Fiscal deficits in the APAC region are set to narrow modestly in 2022, although the consolidation will remain gradual leading to only limited debt reduction and rebuilding of fiscal buffers in the medium term, Fitch Ratings said on Tuesday.
Subdued economic recovery in a large part of Asia is a key reason for the sustained high deficits, as emergence from pandemic-related headwinds has been slower than in other regions, said the report titled “APAC Sovereigns Dashboard: Post-Pandemic Fiscal Consolidation to Be Gradual”.
High commodity prices and rising interest rates will add to near-term fiscal challenges, said Fitch Ratings. It said that government revenue has broadly recovered to 2019 levels, but expenditure is forecast to remain above pre-pandemic levels in most sovereigns in 2022. Pandemic-related spending will roll off further after 2022, but some spending may prove sticky.

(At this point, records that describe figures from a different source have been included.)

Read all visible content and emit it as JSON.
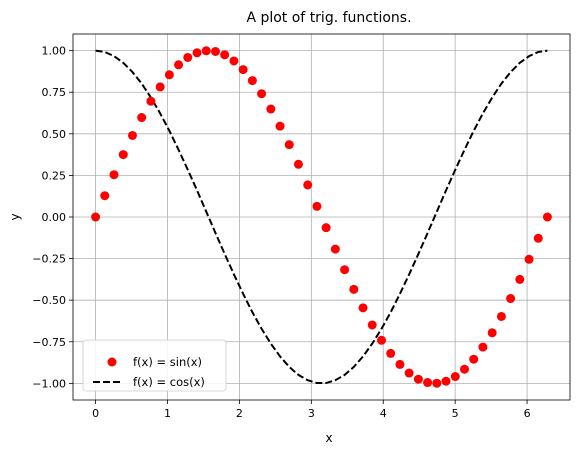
{
  "chart_data": {
    "type": "line",
    "title": "A plot of trig. functions.",
    "xlabel": "x",
    "ylabel": "y",
    "xlim": [
      -0.314,
      6.597
    ],
    "ylim": [
      -1.1,
      1.1
    ],
    "xticks": [
      0,
      1,
      2,
      3,
      4,
      5,
      6
    ],
    "xtick_labels": [
      "0",
      "1",
      "2",
      "3",
      "4",
      "5",
      "6"
    ],
    "yticks": [
      -1.0,
      -0.75,
      -0.5,
      -0.25,
      0.0,
      0.25,
      0.5,
      0.75,
      1.0
    ],
    "ytick_labels": [
      "−1.00",
      "−0.75",
      "−0.50",
      "−0.25",
      "0.00",
      "0.25",
      "0.50",
      "0.75",
      "1.00"
    ],
    "grid": true,
    "legend_position": "lower-left",
    "series": [
      {
        "name": "f(x) = sin(x)",
        "style": "markers",
        "color": "#ff0000",
        "x": [
          0,
          0.128,
          0.256,
          0.385,
          0.513,
          0.641,
          0.769,
          0.898,
          1.026,
          1.154,
          1.282,
          1.411,
          1.539,
          1.667,
          1.795,
          1.924,
          2.052,
          2.18,
          2.308,
          2.437,
          2.565,
          2.693,
          2.821,
          2.95,
          3.078,
          3.206,
          3.334,
          3.463,
          3.591,
          3.719,
          3.847,
          3.976,
          4.104,
          4.232,
          4.36,
          4.489,
          4.617,
          4.745,
          4.873,
          5.002,
          5.13,
          5.258,
          5.386,
          5.515,
          5.643,
          5.771,
          5.899,
          6.028,
          6.156,
          6.283
        ],
        "y": [
          0.0,
          0.128,
          0.254,
          0.375,
          0.49,
          0.598,
          0.696,
          0.782,
          0.855,
          0.915,
          0.959,
          0.987,
          0.999,
          0.995,
          0.975,
          0.938,
          0.886,
          0.82,
          0.741,
          0.649,
          0.546,
          0.435,
          0.317,
          0.193,
          0.064,
          -0.064,
          -0.193,
          -0.317,
          -0.435,
          -0.546,
          -0.649,
          -0.741,
          -0.82,
          -0.886,
          -0.938,
          -0.975,
          -0.995,
          -0.999,
          -0.987,
          -0.959,
          -0.915,
          -0.855,
          -0.782,
          -0.696,
          -0.598,
          -0.49,
          -0.375,
          -0.254,
          -0.128,
          0.0
        ]
      },
      {
        "name": "f(x) = cos(x)",
        "style": "dashed",
        "color": "#000000",
        "x": [
          0,
          0.128,
          0.256,
          0.385,
          0.513,
          0.641,
          0.769,
          0.898,
          1.026,
          1.154,
          1.282,
          1.411,
          1.539,
          1.667,
          1.795,
          1.924,
          2.052,
          2.18,
          2.308,
          2.437,
          2.565,
          2.693,
          2.821,
          2.95,
          3.078,
          3.206,
          3.334,
          3.463,
          3.591,
          3.719,
          3.847,
          3.976,
          4.104,
          4.232,
          4.36,
          4.489,
          4.617,
          4.745,
          4.873,
          5.002,
          5.13,
          5.258,
          5.386,
          5.515,
          5.643,
          5.771,
          5.899,
          6.028,
          6.156,
          6.283
        ],
        "y": [
          1.0,
          0.992,
          0.967,
          0.927,
          0.871,
          0.802,
          0.718,
          0.623,
          0.518,
          0.404,
          0.284,
          0.16,
          0.032,
          -0.096,
          -0.222,
          -0.345,
          -0.462,
          -0.572,
          -0.672,
          -0.761,
          -0.838,
          -0.901,
          -0.949,
          -0.981,
          -0.998,
          -0.998,
          -0.981,
          -0.949,
          -0.901,
          -0.838,
          -0.761,
          -0.672,
          -0.572,
          -0.462,
          -0.345,
          -0.222,
          -0.096,
          0.032,
          0.16,
          0.284,
          0.404,
          0.518,
          0.623,
          0.718,
          0.802,
          0.871,
          0.927,
          0.967,
          0.992,
          1.0
        ]
      }
    ]
  }
}
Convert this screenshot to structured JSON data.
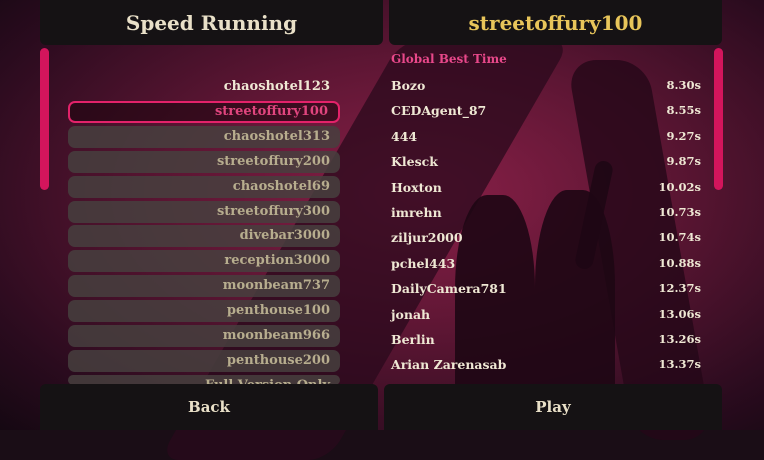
{
  "left_panel": {
    "title": "Speed Running",
    "levels": [
      {
        "label": "chaoshotel123",
        "state": "plain"
      },
      {
        "label": "streetoffury100",
        "state": "selected"
      },
      {
        "label": "chaoshotel313",
        "state": "normal"
      },
      {
        "label": "streetoffury200",
        "state": "normal"
      },
      {
        "label": "chaoshotel69",
        "state": "normal"
      },
      {
        "label": "streetoffury300",
        "state": "normal"
      },
      {
        "label": "divebar3000",
        "state": "normal"
      },
      {
        "label": "reception3000",
        "state": "normal"
      },
      {
        "label": "moonbeam737",
        "state": "normal"
      },
      {
        "label": "penthouse100",
        "state": "normal"
      },
      {
        "label": "moonbeam966",
        "state": "normal"
      },
      {
        "label": "penthouse200",
        "state": "normal"
      },
      {
        "label": "Full Version Only",
        "state": "cutoff"
      }
    ]
  },
  "right_panel": {
    "title": "streetoffury100",
    "leaderboard_heading": "Global Best Time",
    "entries": [
      {
        "name": "Bozo",
        "time": "8.30s"
      },
      {
        "name": "CEDAgent_87",
        "time": "8.55s"
      },
      {
        "name": "444",
        "time": "9.27s"
      },
      {
        "name": "Klesck",
        "time": "9.87s"
      },
      {
        "name": "Hoxton",
        "time": "10.02s"
      },
      {
        "name": "imrehn",
        "time": "10.73s"
      },
      {
        "name": "ziljur2000",
        "time": "10.74s"
      },
      {
        "name": "pchel443",
        "time": "10.88s"
      },
      {
        "name": "DailyCamera781",
        "time": "12.37s"
      },
      {
        "name": "jonah",
        "time": "13.06s"
      },
      {
        "name": "Berlin",
        "time": "13.26s"
      },
      {
        "name": "Arian Zarenasab",
        "time": "13.37s"
      }
    ]
  },
  "buttons": {
    "back": "Back",
    "play": "Play"
  },
  "colors": {
    "accent": "#d3155c",
    "title_gold": "#e8c55a",
    "heading_pink": "#e8488a"
  }
}
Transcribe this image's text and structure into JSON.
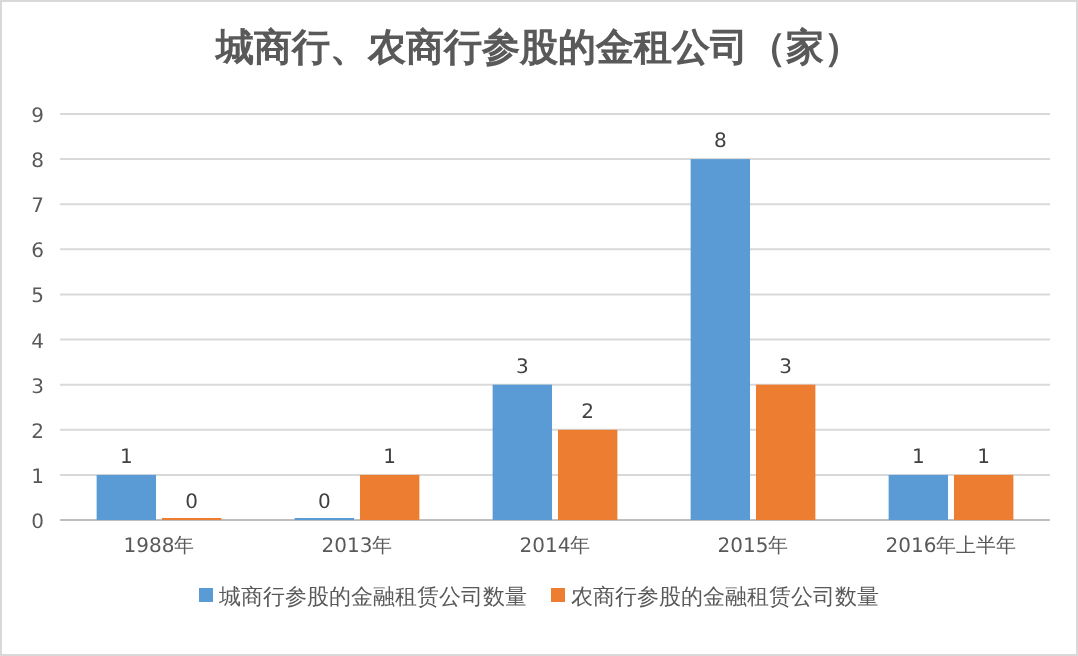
{
  "chart_data": {
    "type": "bar",
    "title": "城商行、农商行参股的金租公司（家）",
    "categories": [
      "1988年",
      "2013年",
      "2014年",
      "2015年",
      "2016年上半年"
    ],
    "series": [
      {
        "name": "城商行参股的金融租赁公司数量",
        "color": "#5b9bd5",
        "values": [
          1,
          0,
          3,
          8,
          1
        ]
      },
      {
        "name": "农商行参股的金融租赁公司数量",
        "color": "#ed7d31",
        "values": [
          0,
          1,
          2,
          3,
          1
        ]
      }
    ],
    "ylim": [
      0,
      9
    ],
    "yticks": [
      0,
      1,
      2,
      3,
      4,
      5,
      6,
      7,
      8,
      9
    ],
    "grid": "y",
    "legend": "bottom",
    "data_labels": true
  }
}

The sharp rise in commodity prices and bond yields over the past month poses a risk to fiscal consolidation in 2022. Some governments have increased commodity-related subsidies and revenue growth could also be more subdued. Bond yields are likely to increase further after jumping recently amid tightening global financial conditions, which will add pressure on interest burdens in the next few years.
Fitch said that general government debt ratios have jumped sharply during the pandemic in APAC and globally. Most APAC debt ratios are still below or in line with peer medians, but higher debt burdens leave less fiscal space from a rating perspective to respond to future shocks.
“We expect the rebuilding of fiscal buffers in APAC to be limited, reflected in relatively stable debt ratio trajectories, on average, in the region. A forecast return to high growth over the next several years will support the stabilisation of, but not considerable reductions in, debt ratios in many sovereigns,” said Fitch.